We suspected that our readers might be interested in some of the remarks that Mr Botín made today during the IV International Banking Conference in Boadilla del Monte, so here you are a few highlights to discuss.
On economic cycles: “This crisis reminds us of a number of things: cycles are not a thing of the past, liquidity is not always abundant and cheap and at times it can even disappear, financial products help to spread and diversify risk but they do not eliminate it completely, we live in an interconnected economy that requires the co-ordination of economic and financial policies as well as intense and on-going supervision of global imbalances, and finally, that the Eurozone requires greater political and monetary integration in order to ensure the stability of the euro.”
On the Too Big To Fail argument: “Much progress has been made in relation to the Basel Committee’s proposal to identify and deal with systemic entities. Significantly, the proposal now recognises that size is not the only variable that determines systemic risk and that in fact, complexity and interconnection between entities are also important elements of systemic risk.”
On protecting the public purse: “The second area where we are anticipating agreement at the next G20 summary is on frameworks for prevention and orderly failure during banking crises. It is fundamental that any institution should be able to fail, in such a way that it can leave the market without generating systemic risk and without the need for recourse to public funds.”

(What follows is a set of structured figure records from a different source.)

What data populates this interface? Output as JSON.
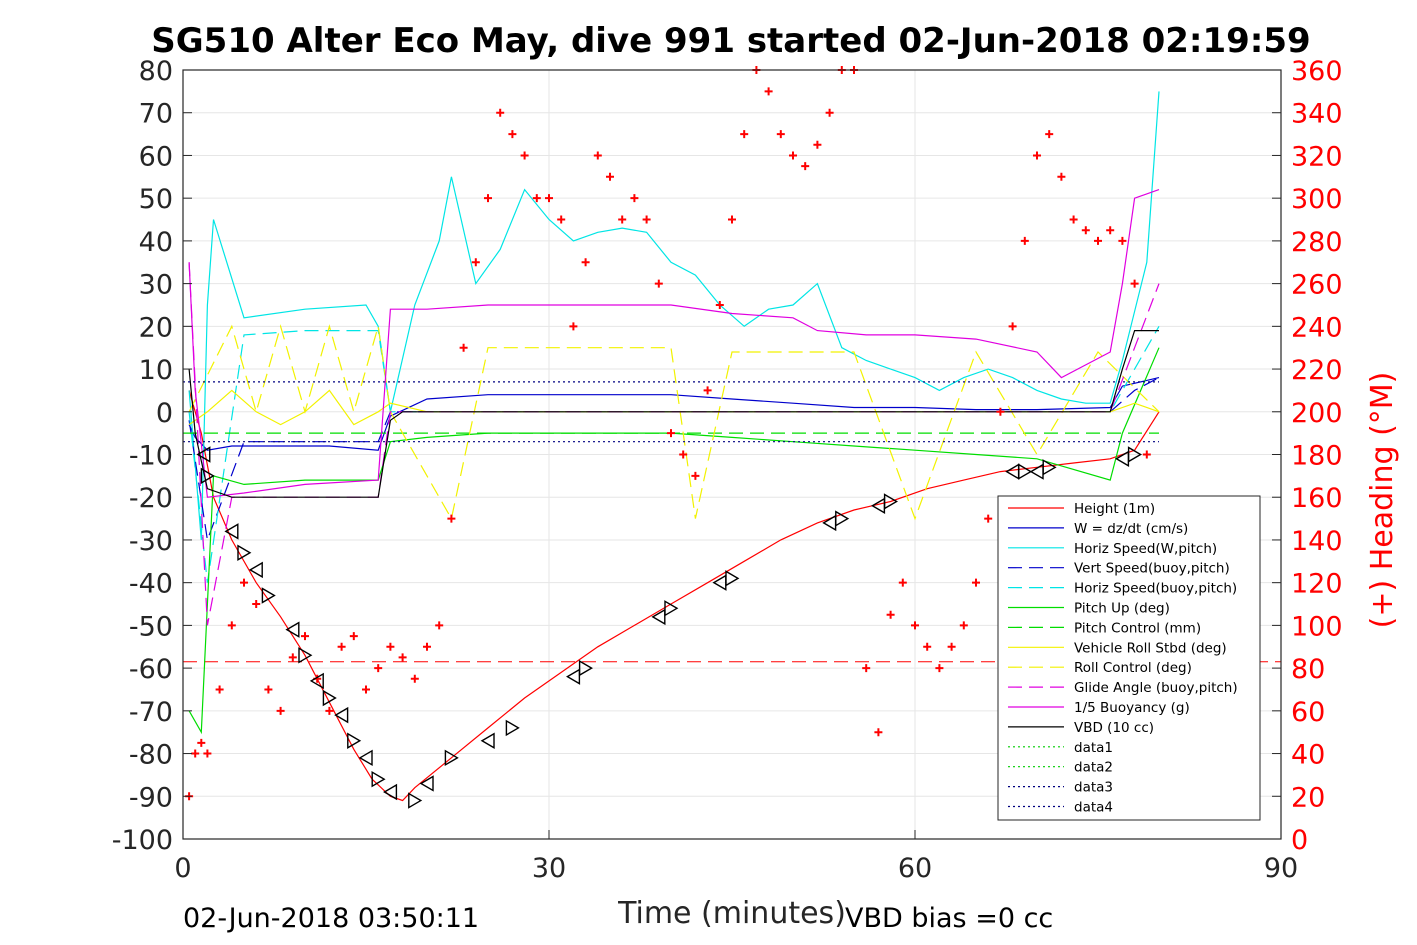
{
  "chart_data": {
    "type": "line",
    "title": "SG510 Alter Eco May, dive 991 started 02-Jun-2018 02:19:59",
    "xlabel": "Time (minutes)",
    "ylabel_right": "(+) Heading (°M)",
    "footer_left": "02-Jun-2018 03:50:11",
    "footer_right": "VBD bias =0 cc",
    "xlim": [
      0,
      90
    ],
    "ylim_left": [
      -100,
      80
    ],
    "ylim_right": [
      0,
      360
    ],
    "xticks": [
      "0",
      "30",
      "60",
      "90"
    ],
    "yticks_left": [
      "80",
      "70",
      "60",
      "50",
      "40",
      "30",
      "20",
      "10",
      "0",
      "-10",
      "-20",
      "-30",
      "-40",
      "-50",
      "-60",
      "-70",
      "-80",
      "-90",
      "-100"
    ],
    "yticks_right": [
      "360",
      "340",
      "320",
      "300",
      "280",
      "260",
      "240",
      "220",
      "200",
      "180",
      "160",
      "140",
      "120",
      "100",
      "80",
      "60",
      "40",
      "20",
      "0"
    ],
    "grid": true,
    "legend_position": "lower-right",
    "series": [
      {
        "name": "Height (1m)",
        "color": "#ff0000",
        "style": "solid",
        "x": [
          0.5,
          1.5,
          2.5,
          4,
          6,
          8,
          10,
          12,
          14,
          15.5,
          17,
          18,
          19,
          22,
          25,
          28,
          31,
          34,
          37,
          40,
          43,
          46,
          49,
          52,
          55,
          58,
          61,
          64,
          67,
          70,
          73,
          76,
          78,
          80
        ],
        "y": [
          5,
          -5,
          -20,
          -30,
          -40,
          -48,
          -57,
          -68,
          -79,
          -86,
          -90,
          -91,
          -88,
          -81,
          -74,
          -67,
          -61,
          -55,
          -50,
          -45,
          -40,
          -35,
          -30,
          -26,
          -23,
          -21,
          -18,
          -16,
          -14,
          -13,
          -12,
          -11,
          -9,
          0
        ]
      },
      {
        "name": "W = dz/dt (cm/s)",
        "color": "#0000cc",
        "style": "solid",
        "x": [
          0.5,
          1,
          2,
          4,
          8,
          12,
          16,
          17,
          20,
          25,
          30,
          35,
          40,
          45,
          50,
          55,
          60,
          65,
          70,
          76,
          77,
          80
        ],
        "y": [
          -3,
          -6,
          -9,
          -8,
          -8,
          -8,
          -9,
          -1,
          3,
          4,
          4,
          4,
          4,
          3,
          2,
          1,
          1,
          0.5,
          0.5,
          1,
          6,
          8
        ]
      },
      {
        "name": "Horiz Speed(W,pitch)",
        "color": "#00e5e5",
        "style": "solid",
        "x": [
          0.5,
          1.5,
          2,
          2.5,
          5,
          10,
          15,
          16,
          17,
          19,
          21,
          22,
          24,
          26,
          28,
          30,
          32,
          34,
          36,
          38,
          40,
          42,
          44,
          46,
          48,
          50,
          52,
          54,
          56,
          58,
          60,
          62,
          64,
          66,
          68,
          70,
          72,
          74,
          76,
          77,
          79,
          80
        ],
        "y": [
          5,
          -30,
          25,
          45,
          22,
          24,
          25,
          20,
          0,
          25,
          40,
          55,
          30,
          38,
          52,
          45,
          40,
          42,
          43,
          42,
          35,
          32,
          25,
          20,
          24,
          25,
          30,
          15,
          12,
          10,
          8,
          5,
          8,
          10,
          8,
          5,
          3,
          2,
          2,
          12,
          35,
          75
        ]
      },
      {
        "name": "Vert Speed(buoy,pitch)",
        "color": "#0000cc",
        "style": "dashed",
        "x": [
          0.5,
          2,
          5,
          10,
          16,
          17,
          20,
          30,
          40,
          50,
          60,
          70,
          76,
          78,
          80
        ],
        "y": [
          -2,
          -30,
          -7,
          -7,
          -7,
          0,
          0,
          0,
          0,
          0,
          0,
          0,
          0,
          5,
          8
        ]
      },
      {
        "name": "Horiz Speed(buoy,pitch)",
        "color": "#00e5e5",
        "style": "dashed",
        "x": [
          0.5,
          2,
          5,
          10,
          16,
          17,
          20,
          30,
          40,
          50,
          60,
          70,
          76,
          78,
          80
        ],
        "y": [
          0,
          -40,
          18,
          19,
          19,
          0,
          0,
          0,
          0,
          0,
          0,
          0,
          0,
          10,
          20
        ]
      },
      {
        "name": "Pitch Up (deg)",
        "color": "#00dd00",
        "style": "solid",
        "x": [
          0.5,
          1.5,
          2.5,
          5,
          10,
          16,
          17,
          20,
          25,
          30,
          35,
          40,
          45,
          50,
          55,
          60,
          65,
          70,
          76,
          77,
          80
        ],
        "y": [
          -70,
          -75,
          -15,
          -17,
          -16,
          -16,
          -7,
          -6,
          -5,
          -5,
          -5,
          -5,
          -6,
          -7,
          -8,
          -9,
          -10,
          -11,
          -16,
          -5,
          15
        ]
      },
      {
        "name": "Pitch Control (mm)",
        "color": "#00dd00",
        "style": "dashed",
        "x": [
          0,
          80
        ],
        "y": [
          -5,
          -5
        ]
      },
      {
        "name": "Vehicle Roll Stbd (deg)",
        "color": "#f2f200",
        "style": "solid",
        "x": [
          0.5,
          2,
          4,
          6,
          8,
          10,
          12,
          14,
          16,
          17,
          20,
          30,
          40,
          50,
          60,
          70,
          76,
          78,
          80
        ],
        "y": [
          -3,
          0,
          5,
          0,
          -3,
          0,
          5,
          -3,
          0,
          2,
          0,
          0,
          0,
          0,
          0,
          0,
          0,
          2,
          0
        ]
      },
      {
        "name": "Roll Control (deg)",
        "color": "#f2f200",
        "style": "dashed",
        "x": [
          0.5,
          4,
          6,
          8,
          10,
          12,
          14,
          16,
          17,
          22,
          25,
          30,
          40,
          42,
          45,
          50,
          55,
          60,
          65,
          70,
          75,
          80
        ],
        "y": [
          0,
          20,
          0,
          20,
          0,
          20,
          0,
          20,
          0,
          -25,
          15,
          15,
          15,
          -25,
          14,
          14,
          14,
          -25,
          14,
          -10,
          14,
          0
        ]
      },
      {
        "name": "Glide Angle (buoy,pitch)",
        "color": "#e000e0",
        "style": "dashed",
        "x": [
          0.5,
          2,
          4,
          10,
          16,
          17,
          20,
          30,
          40,
          50,
          60,
          70,
          76,
          78,
          80
        ],
        "y": [
          35,
          -50,
          -20,
          -20,
          -20,
          0,
          0,
          0,
          0,
          0,
          0,
          0,
          0,
          15,
          30
        ]
      },
      {
        "name": "1/5 Buoyancy (g)",
        "color": "#e000e0",
        "style": "solid",
        "x": [
          0.5,
          1,
          2,
          5,
          10,
          16,
          17,
          20,
          25,
          30,
          35,
          40,
          45,
          50,
          52,
          56,
          60,
          65,
          70,
          72,
          76,
          77,
          78,
          80
        ],
        "y": [
          35,
          5,
          -20,
          -19,
          -17,
          -16,
          24,
          24,
          25,
          25,
          25,
          25,
          23,
          22,
          19,
          18,
          18,
          17,
          14,
          8,
          14,
          30,
          50,
          52
        ]
      },
      {
        "name": "VBD (10 cc)",
        "color": "#000000",
        "style": "solid",
        "x": [
          0.5,
          1,
          2,
          4,
          10,
          16,
          17,
          18,
          30,
          40,
          50,
          60,
          70,
          76,
          77,
          78,
          80
        ],
        "y": [
          10,
          -5,
          -18,
          -20,
          -20,
          -20,
          -2,
          0,
          0,
          0,
          0,
          0,
          0,
          0,
          10,
          19,
          19
        ]
      },
      {
        "name": "data1",
        "color": "#00cc00",
        "style": "dotted",
        "x": [],
        "y": []
      },
      {
        "name": "data2",
        "color": "#00cc00",
        "style": "dotted",
        "x": [],
        "y": []
      },
      {
        "name": "data3",
        "color": "#000080",
        "style": "dotted",
        "x": [
          0,
          80
        ],
        "y": [
          7,
          7
        ]
      },
      {
        "name": "data4",
        "color": "#000080",
        "style": "dotted",
        "x": [
          0,
          80
        ],
        "y": [
          -7,
          -7
        ]
      }
    ],
    "reference_line_red_dashed": {
      "y": -58.5,
      "color": "#ff0000"
    },
    "heading_markers": {
      "color": "#ff0000",
      "axis": "right",
      "x": [
        0.5,
        1,
        1.5,
        2,
        3,
        4,
        5,
        6,
        7,
        8,
        9,
        10,
        11,
        12,
        13,
        14,
        15,
        16,
        17,
        18,
        19,
        20,
        21,
        22,
        23,
        24,
        25,
        26,
        27,
        28,
        29,
        30,
        31,
        32,
        33,
        34,
        35,
        36,
        37,
        38,
        39,
        40,
        41,
        42,
        43,
        44,
        45,
        46,
        47,
        48,
        49,
        50,
        51,
        52,
        53,
        54,
        55,
        56,
        57,
        58,
        59,
        60,
        61,
        62,
        63,
        64,
        65,
        66,
        67,
        68,
        69,
        70,
        71,
        72,
        73,
        74,
        75,
        76,
        77,
        78,
        79
      ],
      "y": [
        20,
        40,
        45,
        40,
        70,
        100,
        120,
        110,
        70,
        60,
        85,
        95,
        75,
        60,
        90,
        95,
        70,
        80,
        90,
        85,
        75,
        90,
        100,
        150,
        230,
        270,
        300,
        340,
        330,
        320,
        300,
        300,
        290,
        240,
        270,
        320,
        310,
        290,
        300,
        290,
        260,
        190,
        180,
        170,
        210,
        250,
        290,
        330,
        360,
        350,
        330,
        320,
        315,
        325,
        340,
        360,
        360,
        80,
        50,
        105,
        120,
        100,
        90,
        80,
        90,
        100,
        120,
        150,
        200,
        240,
        280,
        320,
        330,
        310,
        290,
        285,
        280,
        285,
        280,
        260,
        180
      ]
    },
    "gc_triangles": {
      "color": "#000000",
      "x": [
        1.7,
        2,
        4,
        5,
        6,
        7,
        9,
        10,
        11,
        12,
        13,
        14,
        15,
        16,
        17,
        19,
        20,
        22,
        25,
        27,
        32,
        33,
        39,
        40,
        44,
        45,
        53,
        54,
        57,
        58,
        68,
        69,
        70,
        71,
        77,
        78
      ],
      "y": [
        -10,
        -15,
        -28,
        -33,
        -37,
        -43,
        -51,
        -57,
        -63,
        -67,
        -71,
        -77,
        -81,
        -86,
        -89,
        -91,
        -87,
        -81,
        -77,
        -74,
        -62,
        -60,
        -48,
        -46,
        -40,
        -39,
        -26,
        -25,
        -22,
        -21,
        -14,
        -14,
        -14,
        -13,
        -11,
        -10
      ]
    }
  }
}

On Santander banking model: “Banco Santander was the first bank to deliver a living will to its Central Bank – in April last year. We were able to do so thanks to the simplicity and transparency of our business model, and to the structure of our subsidiaries that are autonomous in terms of capital and liquidity. The crisis has shown that subsidiary models –such as those used by Banco Santander– allow for an effective assignment of incentives to local administrative teams on a day-to-day basis, which have to independently obtain financing and capital for their activities, as well as put in place systems of solid corporate governance, and very clear firebreaks in the event of crisis, limiting the contagion of financial problems between the various entities within international groups; greater capital flexibility at the group level by requiring subsidiaries to have independent capital quoted
on the stock exchange.”
On definitions of toxic assets and liquidity ratios: “There are still great differences between the computation of risk-weighted assets between countries, which cause harm to entities with large capital holdings and low-risk business models, such as Banco Santander amongst others; the second relevant issue that remains unresolved is the definition of liquidity ratios. As they are defined at the moment, they damage retail banking, introduce significant risks of a contraction of credit portfolios, and in some cases, constrain the banking sector’s maturity transformation role.”
On regulatory fragmentation: “Some countries are starting to impose unilaterally on entities within their jurisdiction. In our opinion, priority must be given to implementing the new global rules in a co-ordinated and homogeneous manner, before adding new layers of local regulation. A clear example of a positive effort that has been made to reach a greater level of regulatory and supervisory co-ordination between countries is the implementation of the new European Banking Authority… The risk of fragmenting the system through significant regulatory variations at the national level may particularly disadvantage the European financial sector when compared to other areas or countries, such as the US. In this respect, a good example is the proposal to set up a levy on financial transactions only in Europe.
On retail banks’ role: “I said last year that there is no healthy economy without healthy banks. Banks play a fundamental role in financial intermediation, channelling capital from savers to the most profitable investment projects, and managing and protecting the system of payments. To that end, it is essential that the new standards should not harm retail banks. By taking deposits and granting loans, retail banking is a key engine of economic growth.”
On new rules: “Now is the time to take a break in the regulatory processes… it is important to remember that to resolve all the problems that currently affect the financial sector and the world economy, it is not enough to embark upon reforms and take measures only in the banking sector.”
On recapitalisation and public debt: “Casting doubt in a general manner on the sustainability of public debt or of the European financial system may bring us to a ceaseless downward spiral of sovereign debt and banking crises. It is possible that some institutions that are particularly affected by the Greek public-debt crisis or by the market-debt crisis in general, may require more capital. However, there should not be obligatory, indiscriminate recapitalisation of European banks without resolving the problem of public debt once and for all.”